The police also said that they had video footage that showed Torres' green SUV doing a U-turn after Norma had walked down the street where she disappeared. They believed that Torres had stalked Norma and waited for an opportunity to kidnap her when she was alone. They also said that Torres had moved back to Long Beach several weeks after the murder, and that he had a history of violence against women.
Torres was charged with first-degree murder and a special circumstance allegation of killing in the course of a kidnapping, which made him eligible for the death penalty. He pleaded not guilty and maintained his innocence throughout the trial, which lasted for eight years due to challenges to evidence and changes in defense teams and prosecutors.

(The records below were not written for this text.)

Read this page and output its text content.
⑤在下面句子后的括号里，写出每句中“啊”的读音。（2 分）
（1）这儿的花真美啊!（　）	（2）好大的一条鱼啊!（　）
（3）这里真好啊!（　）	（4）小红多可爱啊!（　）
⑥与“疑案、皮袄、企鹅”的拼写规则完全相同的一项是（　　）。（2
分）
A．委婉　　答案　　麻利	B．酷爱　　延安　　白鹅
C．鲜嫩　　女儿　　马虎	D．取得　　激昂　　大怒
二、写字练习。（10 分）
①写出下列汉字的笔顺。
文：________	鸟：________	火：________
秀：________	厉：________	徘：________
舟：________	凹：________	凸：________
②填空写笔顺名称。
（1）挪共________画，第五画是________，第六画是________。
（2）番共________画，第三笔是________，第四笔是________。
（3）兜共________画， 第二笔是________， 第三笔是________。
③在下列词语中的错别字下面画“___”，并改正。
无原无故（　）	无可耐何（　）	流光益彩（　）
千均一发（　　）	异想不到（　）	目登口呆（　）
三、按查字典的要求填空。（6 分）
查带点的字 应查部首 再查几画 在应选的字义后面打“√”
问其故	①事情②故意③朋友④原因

In March 2019, a jury convicted Torres of the murder and kidnapping charges, and recommended the death penalty. In December 2020, a judge sentenced Torres to death, calling his crime "disgusting" and "evil". Torres' attorney said that he would appeal the verdict and the sentence, and that his client was "not normal" and had mental health issues.
## The Legacy of Norma Lopez
Norma Lopez's murder case was one of the most notorious and tragic in the history of the Inland Empire, a region that encompasses Riverside and San Bernardino counties in Southern California. It sparked outrage, fear, and grief among the residents, especially the students and parents of Moreno Valley.
Norma's family and friends have kept her memory alive by holding annual vigils, creating scholarships, and advocating for victims' rights. They have also expressed their relief and gratitude for the conviction and sentencing of Torres, saying that they finally got justice and closure.
Norma Lopez's cause of death remains a mystery, but her life and legacy are not forgotten. She was a beautiful and talented girl who had a lot to offer to the world, and who touched many hearts with her smile and spirit. She is remembered as a daughter, a sister, a friend, and an angel.